1994 Nicolaas Hendrik "Nico" Kuiper (Dutch pronunciation: [kœypəʁ]; 28 June 1920, Rotterdam - 12 December 1994, Utrecht) was a Dutch mathematician, known for Kuiper's test and proving Kuiper's theorem. He also contributed to the Nash embedding theorem.
Kuiper completed his Ph.D. in differential geometry from the University of Leiden in 1946 under the supervision of Willem van der Woude.
He served as director of the Institut des Hautes Études Scientifiques from 1971 to 1985. *Wik

2014 Ivor Owen Grattan-Guinness (23 June 1941 – 12 December 2014) was a historian of mathematics and logic. Grattan-Guinness was born in Bakewell, England; his father was a mathematics teacher and educational administrator. He gained his bachelor degree as a Mathematics Scholar at Wadham College, Oxford, and an MSc (Econ) in Mathematical Logic and the Philosophy of Science at the London School of Economics in 1966. He gained both the doctorate (PhD) in 1969, and higher doctorate (D.Sc.) in 1978, in the History of Science at the University of London. He was Emeritus Professor of the History of Mathematics and Logic at Middlesex University, and a Visiting Research Associate at the London School of Economics.

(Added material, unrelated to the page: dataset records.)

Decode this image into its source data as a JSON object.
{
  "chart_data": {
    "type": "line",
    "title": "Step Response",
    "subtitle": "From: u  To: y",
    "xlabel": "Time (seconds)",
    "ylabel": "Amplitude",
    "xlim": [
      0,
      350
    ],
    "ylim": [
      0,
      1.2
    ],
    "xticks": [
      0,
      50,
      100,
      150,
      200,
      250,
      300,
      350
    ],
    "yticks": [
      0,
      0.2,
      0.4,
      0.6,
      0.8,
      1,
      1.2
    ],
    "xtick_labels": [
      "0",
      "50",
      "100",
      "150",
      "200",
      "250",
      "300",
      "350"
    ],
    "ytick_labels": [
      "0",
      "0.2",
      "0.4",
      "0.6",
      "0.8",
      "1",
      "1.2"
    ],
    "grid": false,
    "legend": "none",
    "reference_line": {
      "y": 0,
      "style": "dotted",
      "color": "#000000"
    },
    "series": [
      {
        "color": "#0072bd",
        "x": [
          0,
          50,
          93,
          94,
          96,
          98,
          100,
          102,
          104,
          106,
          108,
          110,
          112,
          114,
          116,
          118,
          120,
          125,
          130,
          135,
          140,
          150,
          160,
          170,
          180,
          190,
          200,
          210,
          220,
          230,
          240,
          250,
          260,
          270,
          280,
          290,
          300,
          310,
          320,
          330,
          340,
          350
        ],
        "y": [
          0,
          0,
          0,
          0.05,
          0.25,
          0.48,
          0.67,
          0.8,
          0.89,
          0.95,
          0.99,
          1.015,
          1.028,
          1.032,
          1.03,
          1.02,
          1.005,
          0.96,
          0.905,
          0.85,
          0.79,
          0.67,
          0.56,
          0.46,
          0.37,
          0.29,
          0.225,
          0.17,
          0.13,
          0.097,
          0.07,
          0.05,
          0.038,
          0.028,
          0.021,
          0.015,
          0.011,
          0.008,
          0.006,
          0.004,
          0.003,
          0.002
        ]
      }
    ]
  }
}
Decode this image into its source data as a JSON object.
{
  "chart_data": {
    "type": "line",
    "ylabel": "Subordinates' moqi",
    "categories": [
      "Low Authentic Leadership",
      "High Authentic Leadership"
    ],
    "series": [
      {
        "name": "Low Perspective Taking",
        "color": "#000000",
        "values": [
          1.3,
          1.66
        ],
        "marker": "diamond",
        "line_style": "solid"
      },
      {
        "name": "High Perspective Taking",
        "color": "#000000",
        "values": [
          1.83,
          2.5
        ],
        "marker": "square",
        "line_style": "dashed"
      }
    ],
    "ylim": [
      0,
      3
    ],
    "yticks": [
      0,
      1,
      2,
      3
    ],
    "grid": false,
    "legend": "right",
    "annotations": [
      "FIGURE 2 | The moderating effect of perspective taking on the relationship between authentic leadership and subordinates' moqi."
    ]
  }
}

He was awarded the Kenneth O. May Medal for services to the History of Mathematics by the International Commission for the History of Mathematics (ICHM) on 31 July 2009, at Budapest, on the occasion of the 23rd International Congress for the History of Science. In 2010, he was elected an Honorary Member of the Bertrand Russell Society.
He spent much of his career at Middlesex University. He was a fellow at the Institute for Advanced Study in Princeton, New Jersey, and is a member of the Académie Internationale d'Histoire des Sciences. *Wik

2020 Jack Steinberger (born Hans Jakob Steinberger; May 25, 1921 – December 12, 2020) was a German-born American physicist noted for his work with neutrinos, the subatomic particles considered to be elementary constituents of matter. He was a recipient of the 1988 Nobel Prize in Physics, along with Leon M. Lederman and Melvin Schwartz, for the discovery of the muon neutrino. Through his career as an experimental particle physicist, he held positions at the University of California, Berkeley, Columbia University (1950–68), and the CERN (1968–86). He was also a recipient of the United States National Medal of Science in 1988, and the Matteucci Medal from the Italian Academy of Sciences in 1990.